Au lieu de rayer le 4Runner de sa gamme au profit du Highlander, Toyota renchérit avec un véhicule utilitaire destiné aux puristes. Idéalement, on aurait pu faire simple, mais on a fait compliqué. À preuve, voici la liste des systèmes d'assistance qui équipent ce nouveau modèle: contrôle dynamique du dérapage (DSC), descente assistée (DAC), montée assistée (HAC), traction active des roues (A-TRAC) et suspension active (X-REAS). Lors de la présentation de ce nouveau modèle, la question du prix a été soulevée à plusieurs reprises, mais aucun chiffre n'a encore été lancé. Cependant, à voir le faciès malaisé des représentants de Toyota, tout indique qu'il sera inutilement élevé. Pourtant, on aurait pu laisser de côté un certain nombre de bidules tout à fait rigolos qu'il faut tout de même facturer à l'acheteur. Par exemple, ce système de gestion du déflecteur de toit ouvrant qui l'élève ou l'abaisse automatiquement en fonction de la vitesse. Pratique. Et que dire de ce détecteur de l'inclinaison du véhicule, qui a pour unique fonction de permettre la mesure très précise du niveau d'essence lorsque le véhicule est en pente? Indispensable. En tout cas, ce véhicule est robuste, et avec tous les systèmes qui assistent la solide suspension et la traction, il vous mènera au bout du plus impraticable des sentiers.

Volvo XC90

Réputé pour ses berlines et ses familiales, Volvo était l'un des rares manufacturiers à ne pas compter de véhicule utilitaire sport (VUS) dans sa gamme. Pour cette première incursion dans ce lucratif créneau, la firme suédoise a préféré y aller avec un modèle hybride plutôt qu'avec un véhicule utilitaire au sens propre.
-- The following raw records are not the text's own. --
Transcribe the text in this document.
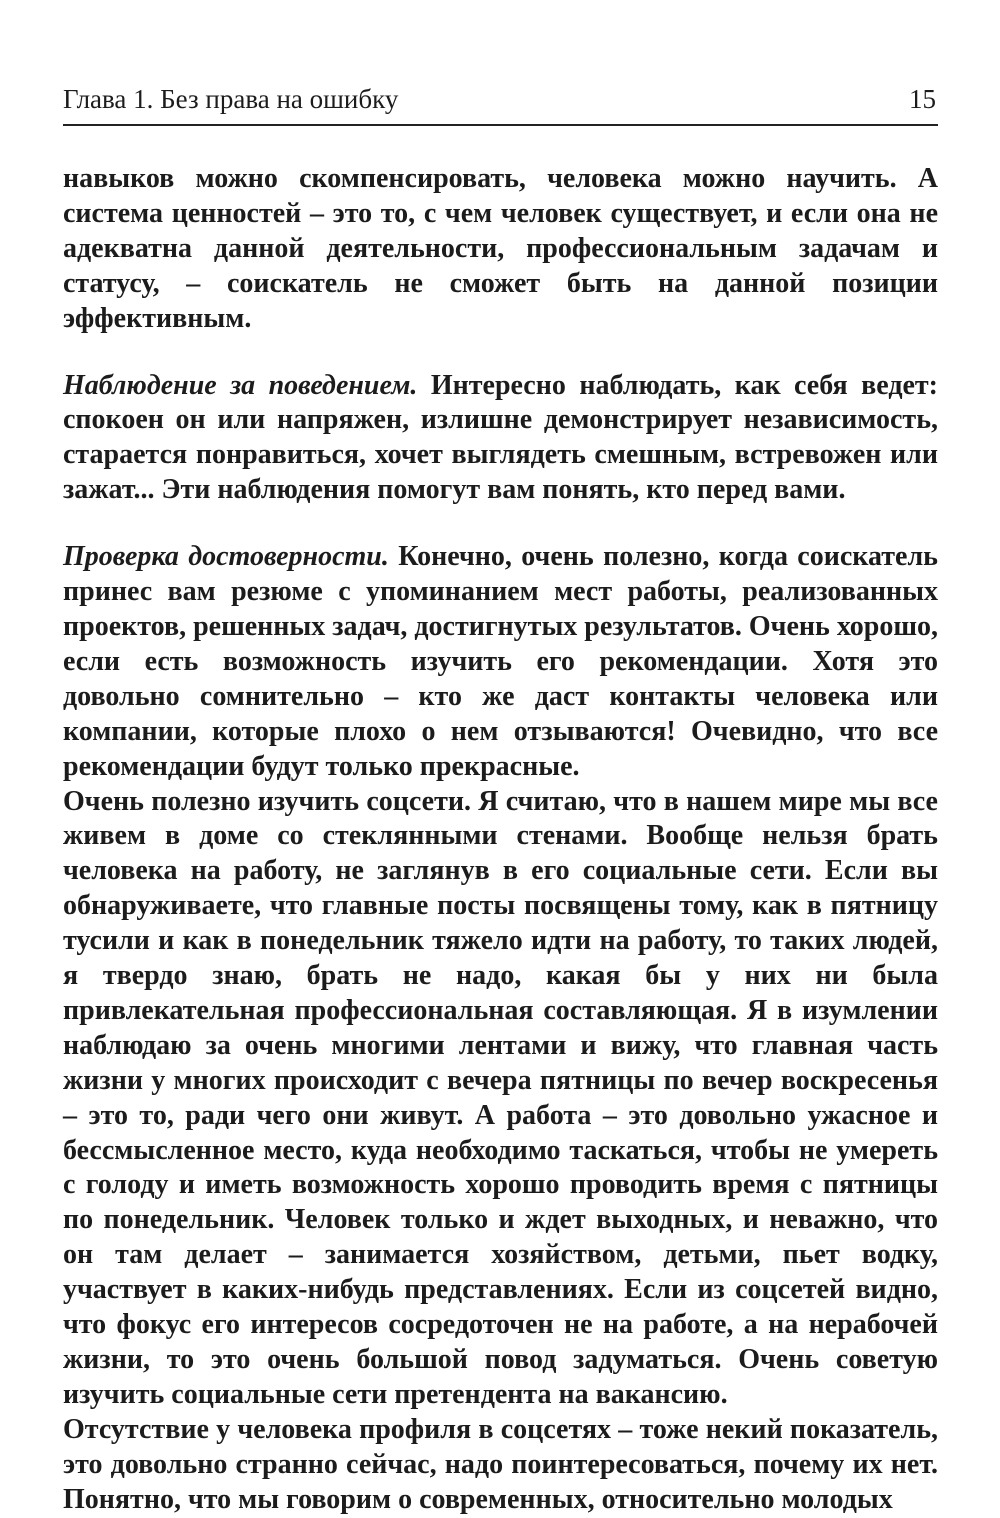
Глава 1. Без права на ошибку	15

навыков можно скомпенсировать, человека можно научить. А система ценностей – это то, с чем человек существует, и если она не адекватна данной деятельности, профессиональным задачам и статусу, – соискатель не сможет быть на данной позиции эффективным.

Наблюдение за поведением. Интересно наблюдать, как себя ведет: спокоен он или напряжен, излишне демонстрирует независимость, старается понравиться, хочет выглядеть смешным, встревожен или зажат... Эти наблюдения помогут вам понять, кто перед вами.

Проверка достоверности. Конечно, очень полезно, когда соискатель принес вам резюме с упоминанием мест работы, реализованных проектов, решенных задач, достигнутых результатов. Очень хорошо, если есть возможность изучить его рекомендации. Хотя это довольно сомнительно – кто же даст контакты человека или компании, которые плохо о нем отзываются! Очевидно, что все рекомендации будут только прекрасные.

Очень полезно изучить соцсети. Я считаю, что в нашем мире мы все живем в доме со стеклянными стенами. Вообще нельзя брать человека на работу, не заглянув в его социальные сети. Если вы обнаруживаете, что главные посты посвящены тому, как в пятницу тусили и как в понедельник тяжело идти на работу, то таких людей, я твердо знаю, брать не надо, какая бы у них ни была привлекательная профессиональная составляющая. Я в изумлении наблюдаю за очень многими лентами и вижу, что главная часть жизни у многих происходит с вечера пятницы по вечер воскресенья – это то, ради чего они живут. А работа – это довольно ужасное и бессмысленное место, куда необходимо таскаться, чтобы не умереть с голоду и иметь возможность хорошо проводить время с пятницы по понедельник. Человек только и ждет выходных, и неважно, что он там делает – занимается хозяйством, детьми, пьет водку, участвует в каких-нибудь представлениях. Если из соцсетей видно, что фокус его интересов сосредоточен не на работе, а на нерабочей жизни, то это очень большой повод задуматься. Очень советую изучить социальные сети претендента на вакансию.

Отсутствие у человека профиля в соцсетях – тоже некий показатель, это довольно странно сейчас, надо поинтересоваться, почему их нет. Понятно, что мы говорим о современных, относительно молодых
Chez Volvo, on définit le XC90 non pas comme un VUS, mais comme un VLT, soit un Véhicule Loisir Travail. À ce titre, le XC90 se pose en rival des Subaru Forester, Toyota Highlander et Lexus RX300, qui se rapprochent davantage d'une automobile que d'une camionnette. Tout comme ces derniers, le XC90 repose d'ailleurs sur le châssis d'une berline. Ladite plateforme est celle de la S80, qui trône au sommet de la gamme Volvo et prête également son moteur V6 de 2,9 litres muni de deux turbocompresseurs (268 chevaux). La version de base reçoit elle aussi une mécanique suralimentée, soit un moteur 5 cylindres turbo de 2,5 litres (208 chevaux). Un système de rouage intégral à commande électronique est également de la partie. Et qui dit Volvo, dit sécurité; aussi le XC 90 regorge-t-il de dispositifs à la fine pointe dans ce domaine, qu'il s'agisse des rideaux gonflables pour les occupants des trois rangées de sièges, ou des sièges à système de protection anti-contrecoup (WHIPS). Sur le plan de la sécurité active, mentionnons le nouveau système de contrôle de stabilisation en roulis, qui vise à réduire le risque de tonneau.